As a performance guy, my world is full of benchmarks – both good and bad. I wanted to share my perspective of them, as they often seem to make people crazy.
Lets start with defining benchmark.
A benchmark is a quantitative result of running a test, in order to assess the relative performance of a specific configuration. In addition, a full disclosure of the configuration needs to be available. A score and disclosure by itself becomes a baseline.
Why do we use them?
Once a score is assigned to a test, it becomes easy to generate comparisons. This is both useful and dangerous.
Sometimes these scores can be used for direct comparisons if the test is standardized and audited (ex: TPC or VMmark). This allows you to often compare against large pools of results. Scores can also used to show progress as changes or optimizations are made to a baseline (ex: re-sizing a SQL buffer pool).

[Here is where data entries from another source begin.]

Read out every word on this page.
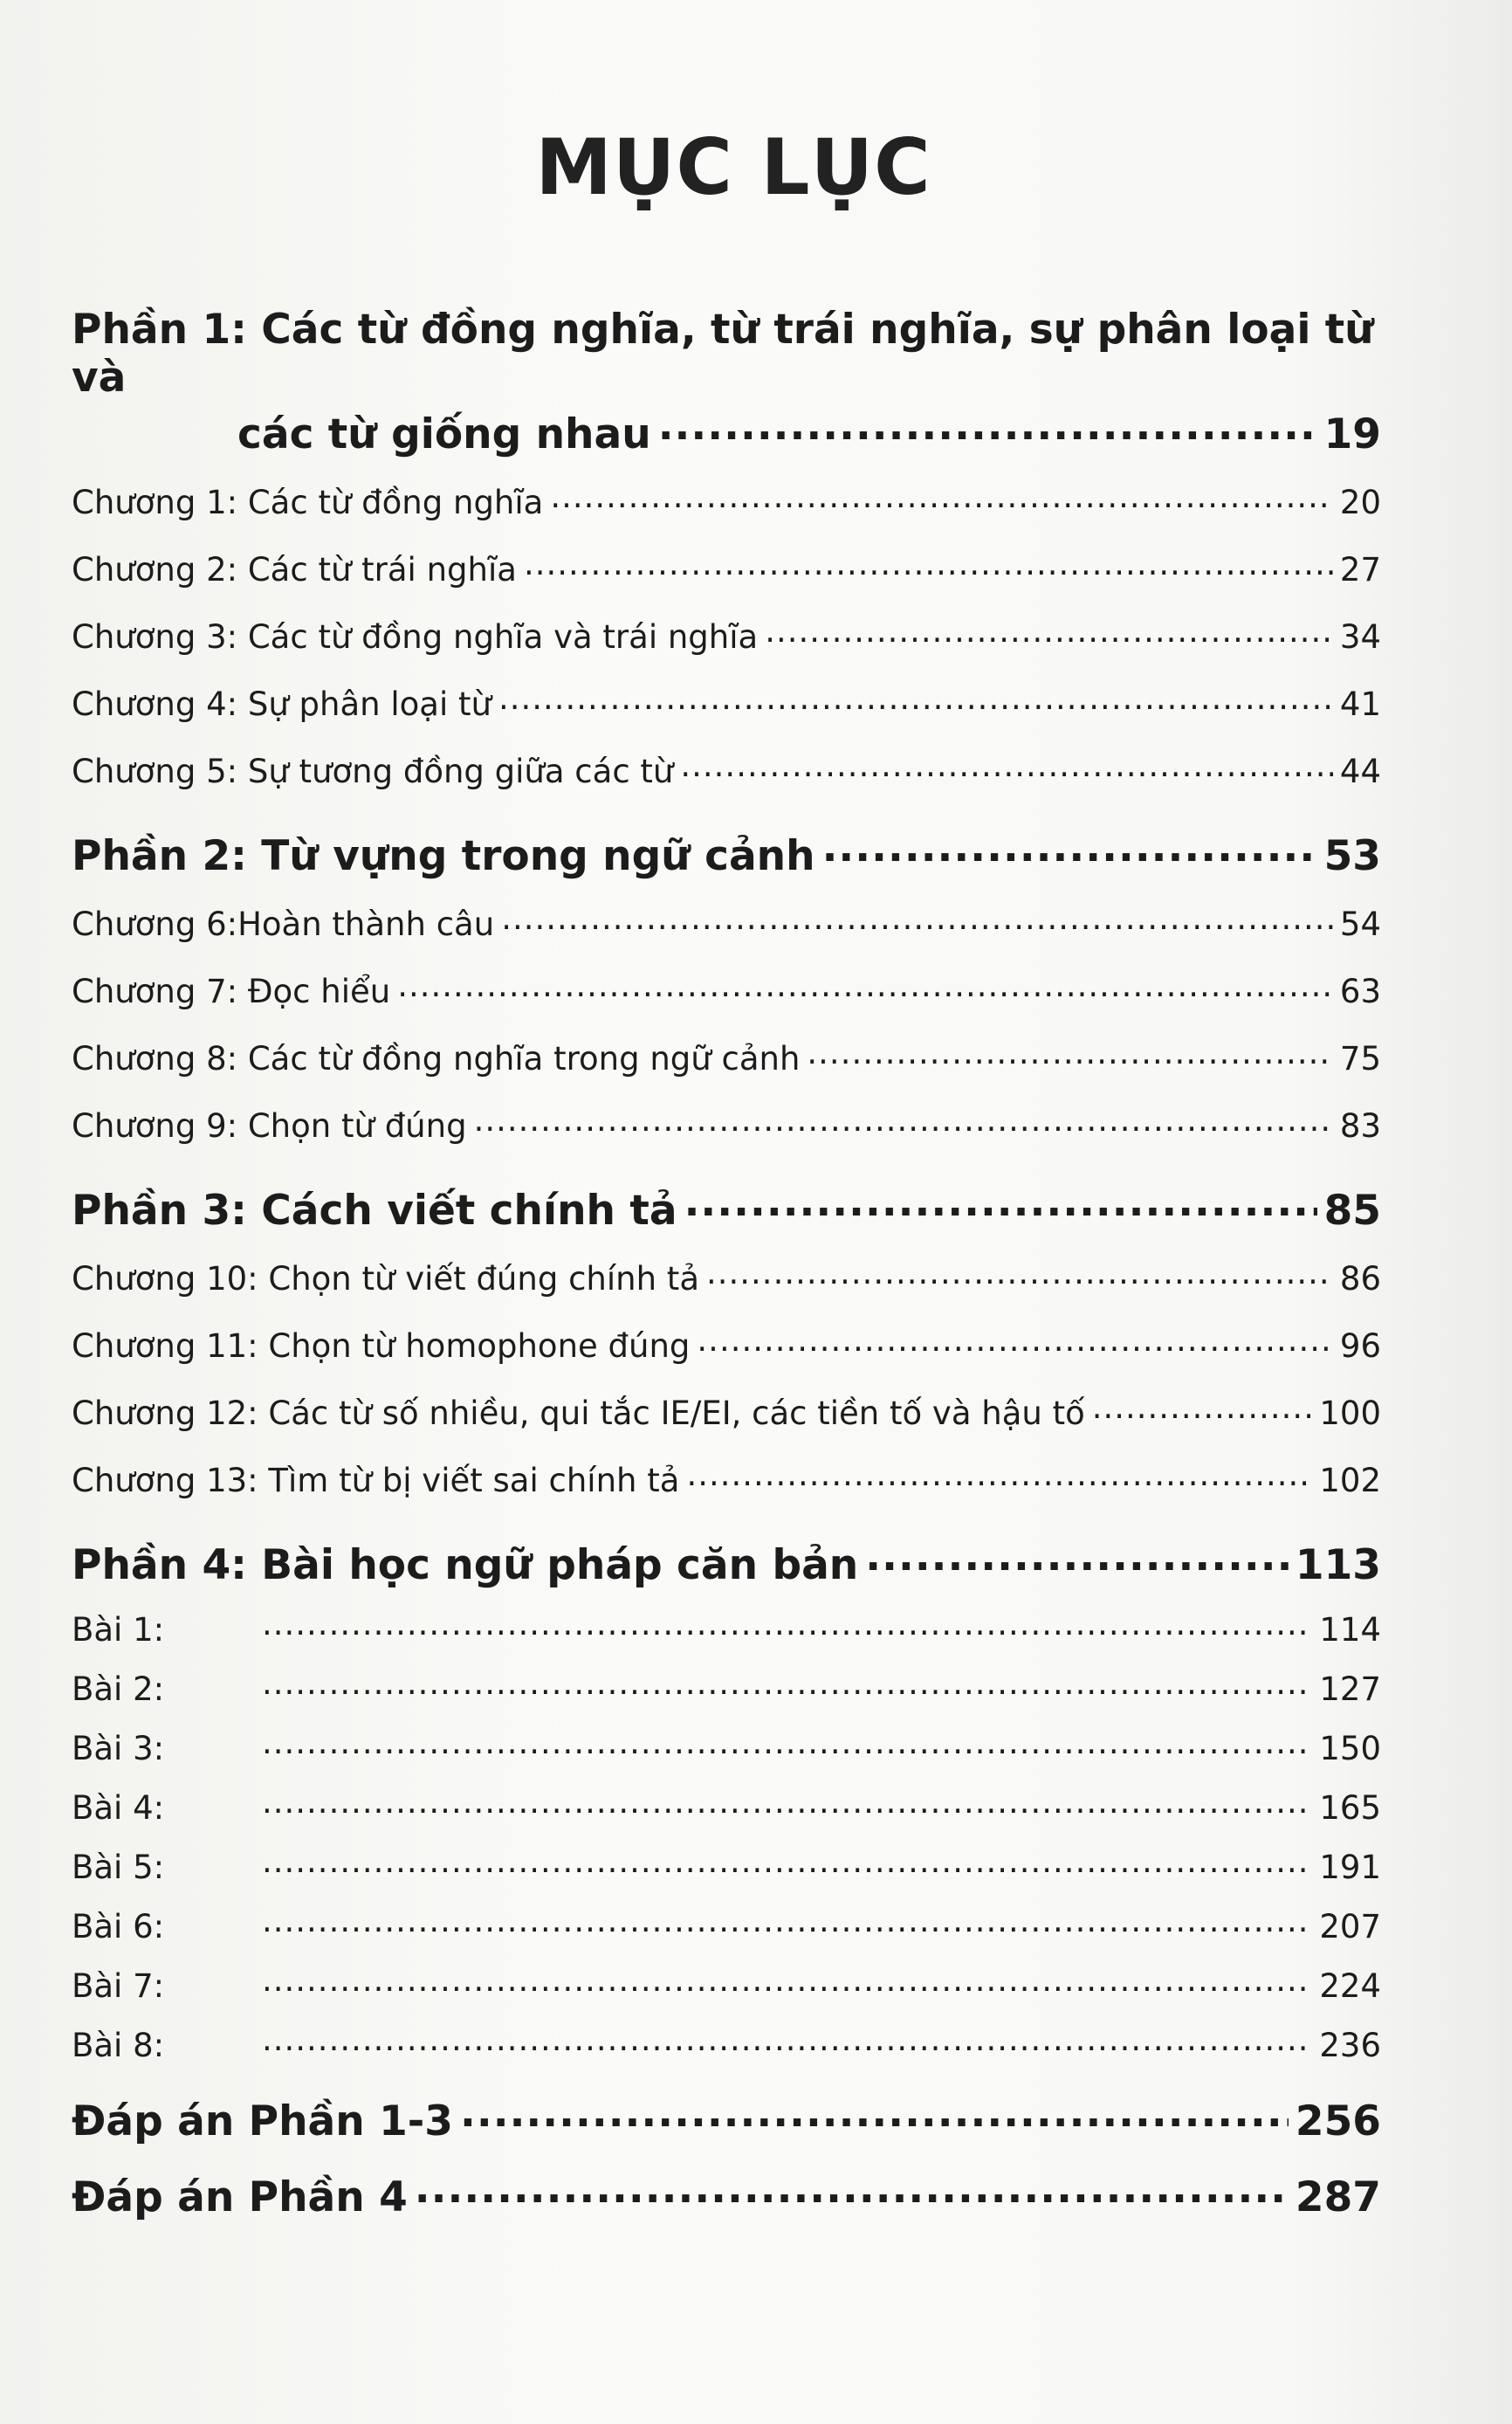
MỤC LỤC
Phần 1: Các từ đồng nghĩa, từ trái nghĩa, sự phân loại từ và
các từ giống nhau .....	19
Chương 1: Các từ đồng nghĩa .....	20
Chương 2: Các từ trái nghĩa .....	27
Chương 3: Các từ đồng nghĩa và trái nghĩa .....	34
Chương 4: Sự phân loại từ .....	41
Chương 5: Sự tương đồng giữa các từ .....	44
Phần 2: Từ vựng trong ngữ cảnh .....	53
Chương 6:Hoàn thành câu .....	54
Chương 7: Đọc hiểu .....	63
Chương 8: Các từ đồng nghĩa trong ngữ cảnh .....	75
Chương 9: Chọn từ đúng .....	83
Phần 3: Cách viết chính tả .....	85
Chương 10: Chọn từ viết đúng chính tả .....	86
Chương 11: Chọn từ homophone đúng .....	96
Chương 12: Các từ số nhiều, qui tắc IE/EI, các tiền tố và hậu tố .....	100
Chương 13: Tìm từ bị viết sai chính tả .....	102
Phần 4: Bài học ngữ pháp căn bản .....	113
Bài 1: .....	114
Bài 2: .....	127
Bài 3: .....	150
Bài 4: .....	165
Bài 5: .....	191
Bài 6: .....	207
Bài 7: .....	224
Bài 8: .....	236
Đáp án Phần 1-3 .....	256
Đáp án Phần 4 .....	287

What are their challenges?
Not understanding what a score represents and making unfair comparisons is the biggest challenge I see. Unless the configuration and test is prescriptive and audited, the comparison is relative versus direct. So now you can use a score but only in the context of the configuration.
What drives people crazy?
Sometimes people don’t agree with the configuration or test. Lots of people argue about whether the results represent real-life or not. But the reality is, each score is documenting a valid configuration result whether one agrees with the configuration or not. Sometimes seen as drag racing, it is still a valid measurement. It’s up to you to use it appropriately.
What benchmark should I use?
That depends. The best benchmark is your own application and configuration. This is as real-life to you as it gets. By selecting an application (or business) KPI that you need to meet and then measuring to see if your specific application and configuration can achieve it, is the best benchmark.
Example: See if your applications meets indicators like how fast your user screen refreshes, or that an important report is generated in a timely fashion. Those are useful benchmarks versus loading a database instance with sqlio to see what happens.
As a VCDX I’m a strong proponent of holistic design. As a performance guy I’m a strong proponent of designing and executing a benchmark to meet your specific needs and then using them responsibly. Benchmarking is a very detailed science that requires time, patience, powerful observation and analysis.
Benchmarks are a powerful tool for baselines, measurement, troubleshooting, comparisons and yes – even marketing 😉